Un brave paysan n’avait qu’un cheval pour labourer son
champ. Un jour on le lui a volé.
Le voilà bien triste. Comme c’était la saison des labours,
il lui fallait absolument un cheval; et dès le lendemain, il est
parti pour une ville voisine, où il y avait foire aux bestiaux ce
jour-là; il emportait une petite somme, tout l’argent qu’il avait à
la maison, espérant que cela suffirait pour acheter un autre cheval.
Arrivé à la foire, il se met à regarder les chevaux qui
étaient à vendre. Quel n’est pas son étonnement en apercevant,
parmi eux, son propre cheval! C’est bien lui, il ne se trompe
pas; la pauvre bête a l’air de le reconnaître aussi.

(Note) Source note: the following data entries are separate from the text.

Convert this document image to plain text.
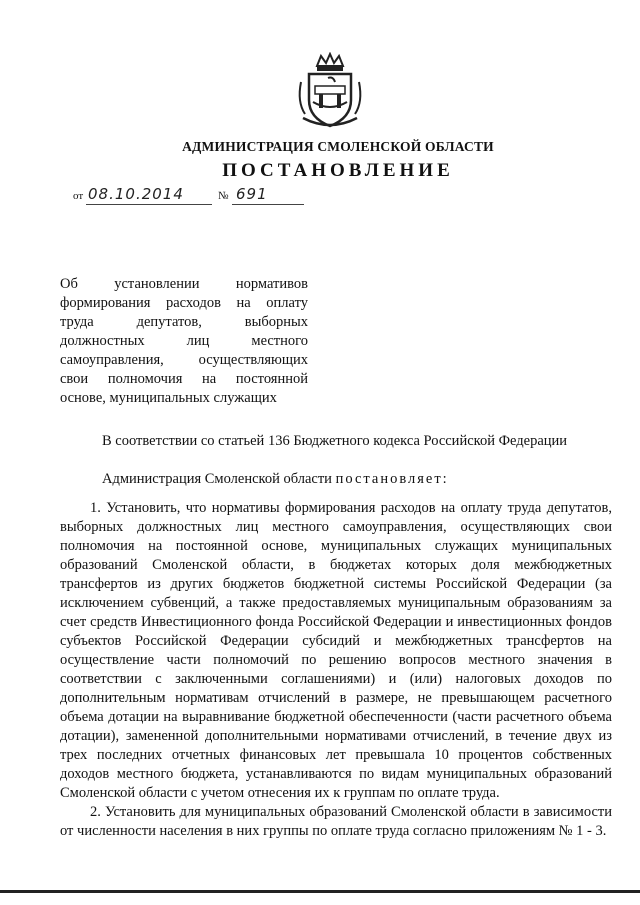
АДМИНИСТРАЦИЯ СМОЛЕНСКОЙ ОБЛАСТИ
ПОСТАНОВЛЕНИЕ
от 08.10.2014	№ 691
Об установлении нормативов
формирования расходов на оплату
труда депутатов, выборных
должностных лиц местного
самоуправления, осуществляющих
свои полномочия на постоянной
основе, муниципальных служащих
В соответствии со статьей 136 Бюджетного кодекса Российской Федерации
Администрация Смоленской области постановляет:

1. Установить, что нормативы формирования расходов на оплату труда депутатов, выборных должностных лиц местного самоуправления, осуществляющих свои полномочия на постоянной основе, муниципальных служащих муниципальных образований Смоленской области, в бюджетах которых доля межбюджетных трансфертов из других бюджетов бюджетной системы Российской Федерации (за исключением субвенций, а также предоставляемых муниципальным образованиям за счет средств Инвестиционного фонда Российской Федерации и инвестиционных фондов субъектов Российской Федерации субсидий и межбюджетных трансфертов на осуществление части полномочий по решению вопросов местного значения в соответствии с заключенными соглашениями) и (или) налоговых доходов по дополнительным нормативам отчислений в размере, не превышающем расчетного объема дотации на выравнивание бюджетной обеспеченности (части расчетного объема дотации), замененной дополнительными нормативами отчислений, в течение двух из трех последних отчетных финансовых лет превышала 10 процентов собственных доходов местного бюджета, устанавливаются по видам муниципальных образований Смоленской области с учетом отнесения их к группам по оплате труда.

2. Установить для муниципальных образований Смоленской области в зависимости от численности населения в них группы по оплате труда согласно приложениям № 1 - 3.
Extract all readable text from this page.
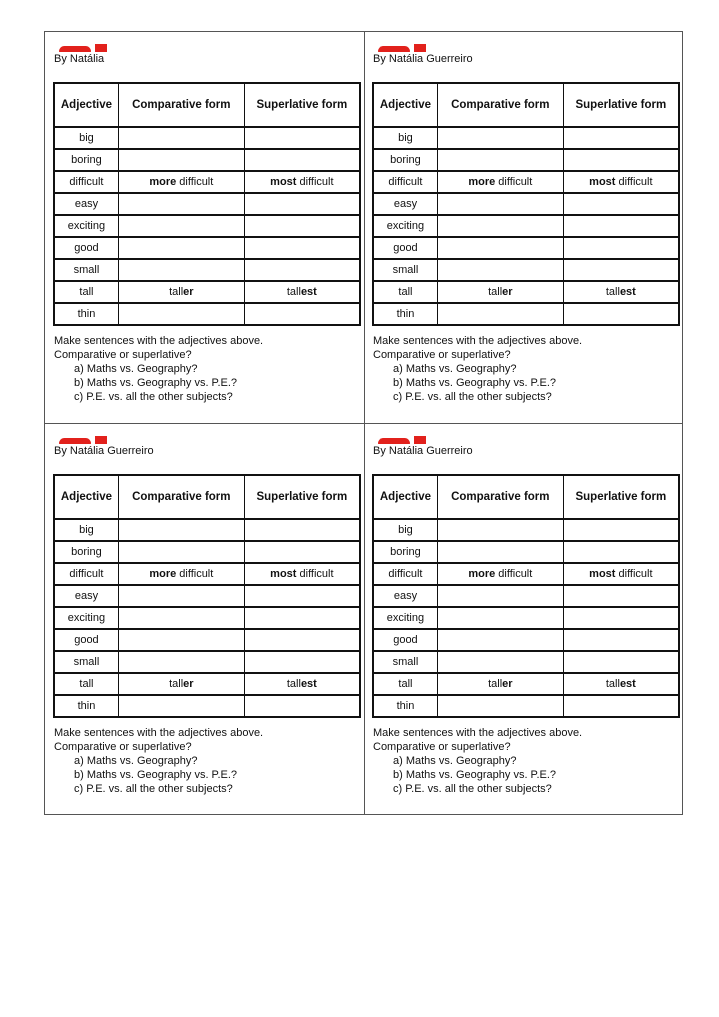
By Natália
Adjective	Comparative form	Superlative form
big		
boring		
difficult	more difficult	most difficult
easy		
exciting		
good		
small		
tall	taller	tallest
thin		

Make sentences with the adjectives above.

Comparative or superlative?

a) Maths vs. Geography?
b) Maths vs. Geography vs. P.E.?
c) P.E. vs. all the other subjects?
By Natália Guerreiro
Adjective	Comparative form	Superlative form
big		
boring		
difficult	more difficult	most difficult
easy		
exciting		
good		
small		
tall	taller	tallest
thin		

Make sentences with the adjectives above.

Comparative or superlative?

a) Maths vs. Geography?
b) Maths vs. Geography vs. P.E.?
c) P.E. vs. all the other subjects?
By Natália Guerreiro
Adjective	Comparative form	Superlative form
big		
boring		
difficult	more difficult	most difficult
easy		
exciting		
good		
small		
tall	taller	tallest
thin		

Make sentences with the adjectives above.

Comparative or superlative?

a) Maths vs. Geography?
b) Maths vs. Geography vs. P.E.?
c) P.E. vs. all the other subjects?
By Natália Guerreiro
Adjective	Comparative form	Superlative form
big		
boring		
difficult	more difficult	most difficult
easy		
exciting		
good		
small		
tall	taller	tallest
thin		

Make sentences with the adjectives above.

Comparative or superlative?

a) Maths vs. Geography?
b) Maths vs. Geography vs. P.E.?
c) P.E. vs. all the other subjects?
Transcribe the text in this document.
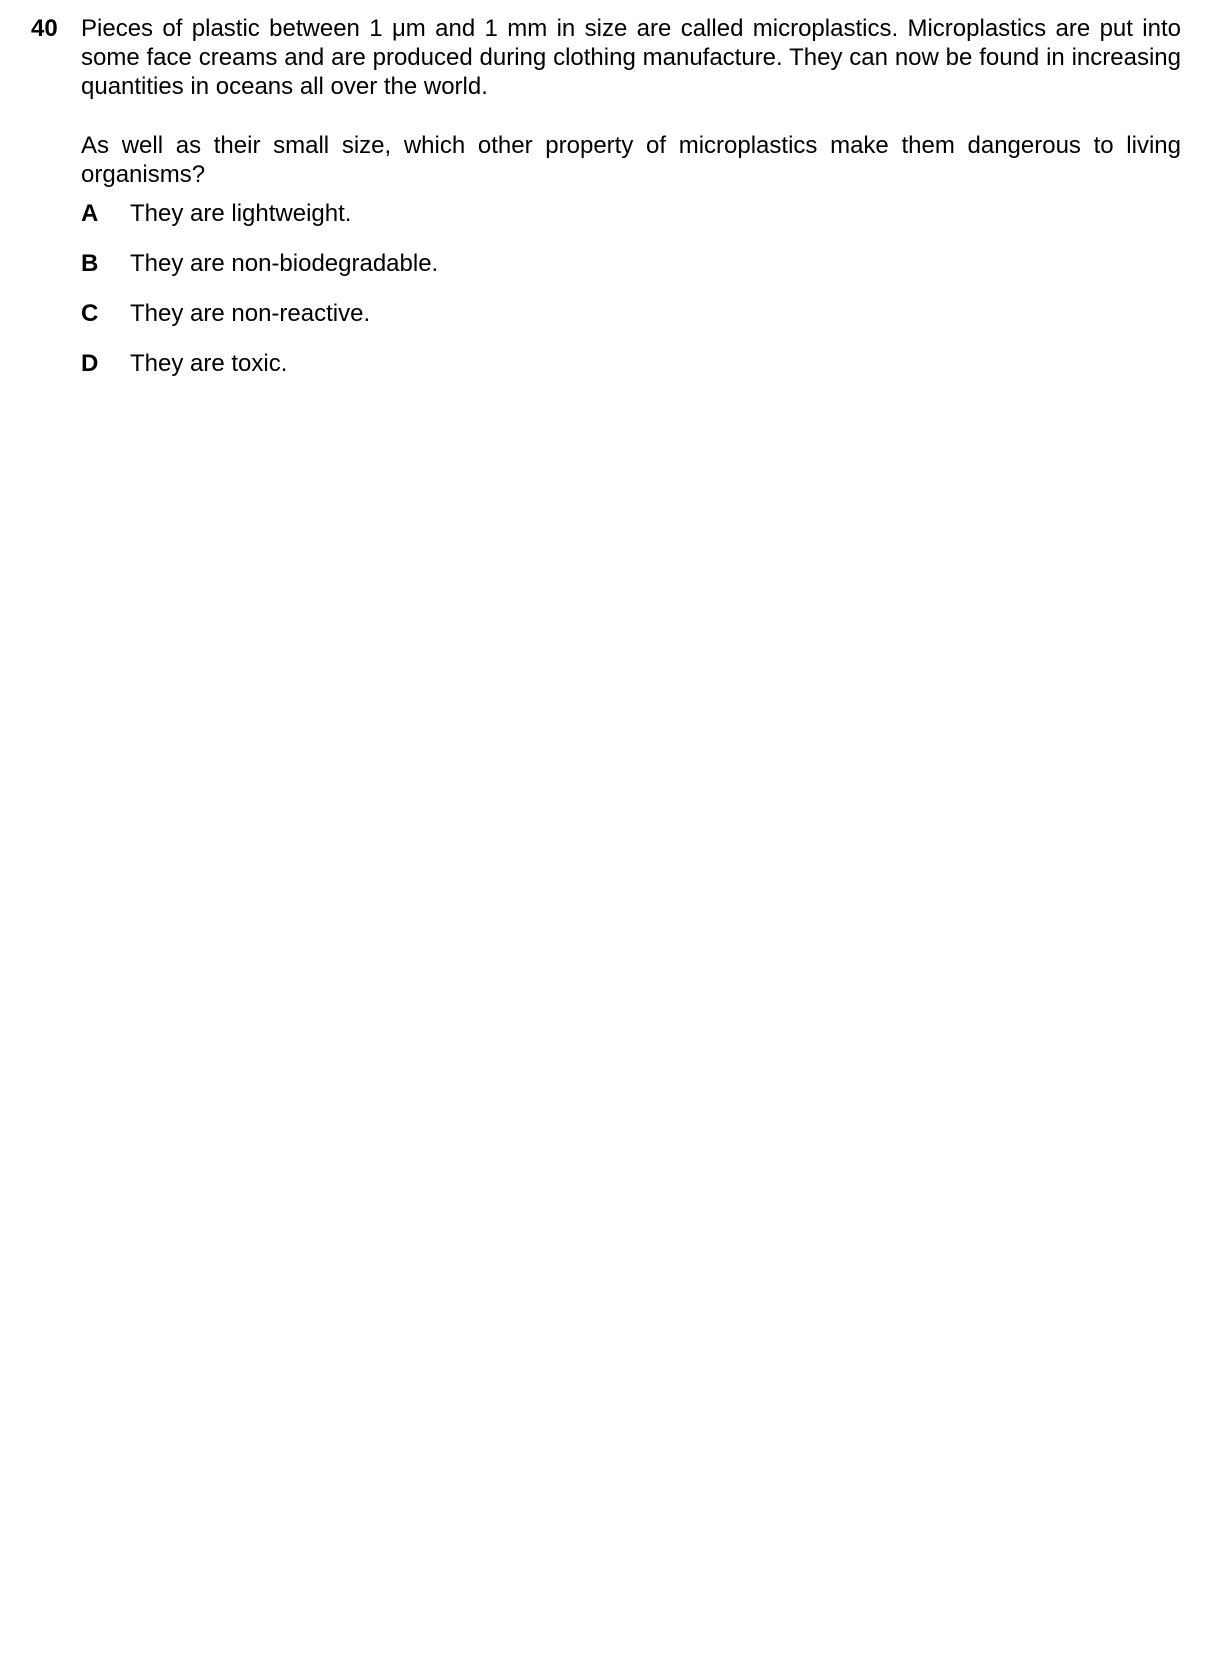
40 Pieces of plastic between 1 μm and 1 mm in size are called microplastics. Microplastics are put into some face creams and are produced during clothing manufacture. They can now be found in increasing quantities in oceans all over the world.

As well as their small size, which other property of microplastics make them dangerous to living organisms?

A	They are lightweight.
B	They are non-biodegradable.
C	They are non-reactive.
D	They are toxic.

Justement un agent de police passait. “Monsieur,” lui dit-il,
“ce cheval qui est là est à moi; on me l’a volé dans la nuit
d’avant-hier à hier.” Et comme le marchand de chevaux se
récriait, “Je ne vous accuse pas,” dit-il, “mais peut-être que le
voleur vous l’a vendu hier.”
“Vous vous trompez, mon brave homme,” répond le maquignon
avec assurance; “ce cheval ressemble peut-être bien au
vôtre, mais ça ne peut pas être lui, car je l’ai depuis trois mois;
je l’ai acheté à la foire de Cholet, au mois de juillet.”
L’agent ne savait pas à qui entendre. Un attroupement se
formait déjà.
Tout à coup le paysan a une idée. “Vous avez ce cheval
depuis trois mois, dites-vous; alors vous le connaissez bien.
De quel œil est-ce qu’il n’y voit pas?” Et en même temps il
mettait ses mains sur les yeux du cheval.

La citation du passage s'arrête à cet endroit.